The garbo, baker, milko, and iceman cometh

The garbo, baker, milko, and iceman cometh

Sydneysider: A personal journey

When I was a small boy in Strathfield in the mid-1950s, the council garbage truck’s weekly progress down the street was an affair to wake the dead. The truck had a narrow platform at the rear and a hold-on bar. Two or three garbos rode, standing up on the platform, if the truck had to move any distance.

The driver moved forward about three houses at a time and the garbos ran down the street knocking the lids off the old-style galvanised iron bins. Then they hoisted the bin to their shoulders, ran back to the truck, tipped the load over the side (there were no compactors in those days), giving it a good bang on the edge to make sure all the contents were dislodged. Then they chucked the bin onto the grass verge.
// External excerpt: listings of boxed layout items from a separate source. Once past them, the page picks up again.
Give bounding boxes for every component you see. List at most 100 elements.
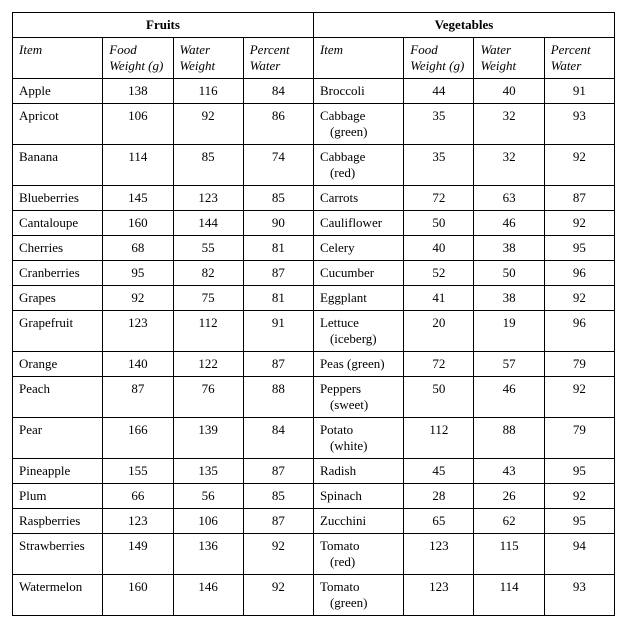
fruit-item: Watermelon: [13, 575, 103, 616]
fruit-percent-water: 87: [243, 261, 313, 286]
vegetable-percent-water: 92: [544, 286, 614, 311]
col-food-weight-left: Food Weight (g): [103, 38, 173, 79]
vegetable-item: Cauliflower: [313, 211, 403, 236]
vegetable-water-weight: 38: [474, 236, 544, 261]
table-row: Cranberries958287Cucumber525096: [13, 261, 615, 286]
fruit-item: Cantaloupe: [13, 211, 103, 236]
fruit-water-weight: 122: [173, 352, 243, 377]
fruit-food-weight: 68: [103, 236, 173, 261]
table-row: Raspberries12310687Zucchini656295: [13, 509, 615, 534]
vegetable-percent-water: 94: [544, 534, 614, 575]
fruit-percent-water: 88: [243, 377, 313, 418]
fruit-item: Raspberries: [13, 509, 103, 534]
vegetable-water-weight: 40: [474, 79, 544, 104]
fruit-water-weight: 76: [173, 377, 243, 418]
column-header-row: Item Food Weight (g) Water Weight Percen…: [13, 38, 615, 79]
fruit-percent-water: 87: [243, 352, 313, 377]
vegetable-food-weight: 72: [404, 186, 474, 211]
fruit-percent-water: 87: [243, 459, 313, 484]
fruit-food-weight: 149: [103, 534, 173, 575]
vegetable-food-weight: 123: [404, 575, 474, 616]
fruit-item: Apple: [13, 79, 103, 104]
vegetable-food-weight: 50: [404, 377, 474, 418]
vegetable-percent-water: 92: [544, 211, 614, 236]
fruit-food-weight: 160: [103, 575, 173, 616]
table-row: Cherries685581Celery403895: [13, 236, 615, 261]
section-header-row: Fruits Vegetables: [13, 13, 615, 38]
fruit-food-weight: 66: [103, 484, 173, 509]
vegetable-item: Cucumber: [313, 261, 403, 286]
vegetable-item: Radish: [313, 459, 403, 484]
vegetable-percent-water: 96: [544, 311, 614, 352]
vegetable-item: Eggplant: [313, 286, 403, 311]
fruit-water-weight: 106: [173, 509, 243, 534]
fruit-water-weight: 92: [173, 104, 243, 145]
table-row: Grapefruit12311291Lettuce(iceberg)201996: [13, 311, 615, 352]
vegetable-food-weight: 35: [404, 145, 474, 186]
fruit-percent-water: 91: [243, 311, 313, 352]
fruit-food-weight: 95: [103, 261, 173, 286]
vegetable-food-weight: 35: [404, 104, 474, 145]
vegetable-percent-water: 92: [544, 145, 614, 186]
fruit-percent-water: 81: [243, 236, 313, 261]
vegetable-percent-water: 95: [544, 236, 614, 261]
fruit-percent-water: 92: [243, 575, 313, 616]
fruit-food-weight: 166: [103, 418, 173, 459]
fruit-item: Orange: [13, 352, 103, 377]
vegetable-item: Celery: [313, 236, 403, 261]
fruit-food-weight: 145: [103, 186, 173, 211]
vegetable-water-weight: 46: [474, 377, 544, 418]
vegetable-food-weight: 112: [404, 418, 474, 459]
table-body: Apple13811684Broccoli444091Apricot106928…: [13, 79, 615, 616]
vegetable-percent-water: 96: [544, 261, 614, 286]
vegetable-food-weight: 52: [404, 261, 474, 286]
vegetable-item: Tomato(red): [313, 534, 403, 575]
fruit-water-weight: 139: [173, 418, 243, 459]
vegetable-water-weight: 38: [474, 286, 544, 311]
table-row: Banana1148574Cabbage(red)353292: [13, 145, 615, 186]
fruit-percent-water: 86: [243, 104, 313, 145]
vegetable-food-weight: 45: [404, 459, 474, 484]
vegetable-water-weight: 57: [474, 352, 544, 377]
col-item-left: Item: [13, 38, 103, 79]
fruit-item: Cranberries: [13, 261, 103, 286]
vegetable-water-weight: 88: [474, 418, 544, 459]
col-item-right: Item: [313, 38, 403, 79]
fruits-section-header: Fruits: [13, 13, 314, 38]
vegetable-percent-water: 87: [544, 186, 614, 211]
col-percent-water-left: Percent Water: [243, 38, 313, 79]
vegetable-item: Potato(white): [313, 418, 403, 459]
table-row: Pear16613984Potato(white)1128879: [13, 418, 615, 459]
fruit-water-weight: 85: [173, 145, 243, 186]
fruit-food-weight: 114: [103, 145, 173, 186]
vegetable-percent-water: 95: [544, 509, 614, 534]
fruit-food-weight: 138: [103, 79, 173, 104]
fruit-food-weight: 106: [103, 104, 173, 145]
fruit-water-weight: 55: [173, 236, 243, 261]
table-row: Blueberries14512385Carrots726387: [13, 186, 615, 211]
fruit-percent-water: 90: [243, 211, 313, 236]
fruit-food-weight: 160: [103, 211, 173, 236]
vegetables-section-header: Vegetables: [313, 13, 614, 38]
fruit-item: Plum: [13, 484, 103, 509]
fruit-item: Grapes: [13, 286, 103, 311]
vegetable-food-weight: 123: [404, 534, 474, 575]
fruit-water-weight: 123: [173, 186, 243, 211]
vegetable-item: Zucchini: [313, 509, 403, 534]
table-row: Pineapple15513587Radish454395: [13, 459, 615, 484]
fruit-item: Cherries: [13, 236, 103, 261]
vegetable-item: Broccoli: [313, 79, 403, 104]
col-water-weight-right: Water Weight: [474, 38, 544, 79]
fruit-food-weight: 155: [103, 459, 173, 484]
fruit-item: Peach: [13, 377, 103, 418]
vegetable-food-weight: 65: [404, 509, 474, 534]
water-content-table: Fruits Vegetables Item Food Weight (g) W…: [12, 12, 615, 616]
fruit-food-weight: 123: [103, 509, 173, 534]
vegetable-water-weight: 63: [474, 186, 544, 211]
vegetable-water-weight: 115: [474, 534, 544, 575]
fruit-food-weight: 87: [103, 377, 173, 418]
fruit-percent-water: 85: [243, 484, 313, 509]
vegetable-percent-water: 95: [544, 459, 614, 484]
fruit-item: Apricot: [13, 104, 103, 145]
vegetable-percent-water: 92: [544, 377, 614, 418]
It has occurred to me since that the advent of grass verges, ‘nature strips’ as they were improbably titled in the new suburbs then springing up, may have been partly to help muffle this noisy process. With all that running and hoisting, garbos had to be very fit and, unsurprisingly, many were football players. They also collected empty beer bottles (to be refilled), which they stowed in big hessian bags slung on the rear of the truck.

At Christmas it was the custom to leave the garbos a bottle of beer or three for their Christmas party. If you didn’t leave them a drink, they spilled some of your garbage on the nature strip.

Virtually every household had milk and bread home delivered. In the mid-1950s there were still a hell of a lot of people who didn’t own a car, so there was a lot of demand for these services. There were no supermarkets providing the whole range of daily necessities, and even the electric refrigerator wasn’t yet a universal feature of homes. I can remember my parents, when I was very young, relied on an old ice chest, for which a block of ice measuring about 30 centimetres square was delivered every couple of days by the iceman.

Both the milkman and the baker used horse-drawn vans. In an age when motor vehicle ownership was surging ahead, this was still a more efficient way to make deliveries than using a motor van because there was no need to jump into and out of a driver’s seat all the time. The baker or the milko whistled to signal the horse to move on down the street. Once the horse knew the round, the deliverer didn’t even have to do that. It just ambled on to the next regular customer and waited obediently outside.

The baker trotted down the street carrying loaves in a big wicker basket slung on his arm. There were only two types of bread: ‘white’ and ‘brown’ (or what we’d call wholemeal these days). They were high-top loaves which could be broken into two halves. Some people only had half a loaf delivered each day and maybe a full one on Fridays for the weekend.

My mother sometimes gave me half an apple to give to the horse, for which it was always very grateful, although I’m sure I wasn’t the only kid on the round who gave it a treat. You were never supposed to give the horse a whole apple in case it swallowed it and choked. Being a baker’s horse would have been a better gig than being a milko’s horse because the milko delivered before dawn when small children weren’t abroad.

When I was very young, milk was still being delivered unbottled. The milko used an official galvanised iron pint pot to measure out your regular order and poured it into a billy can with a lid that you left at your front door. But by the mid-‘50s, bottled milk was taking over. You had to wash out the empties and leave them on the front step to be collected by the milko for refilling. Again, it was a very efficient process, which, if recreated today would be hailed as a little miracle of recycling and sustainability.

Old Sydney flats, built in the 1930s and ‘40s often had a little delivery hatch for milk built into the wall of each flat on the stairwell. They had an internal and external door. The milko put your full bottle in the hatch and when you arose in the morning you opened the little door on the inside of the flat and got your milk. Decades later, long after milk deliveries had ceased, my partner and I lived in an old flat in Edgecliffe that was fitted with one of these wonderful little features.

I removed the doors and it became a handy cat entrance.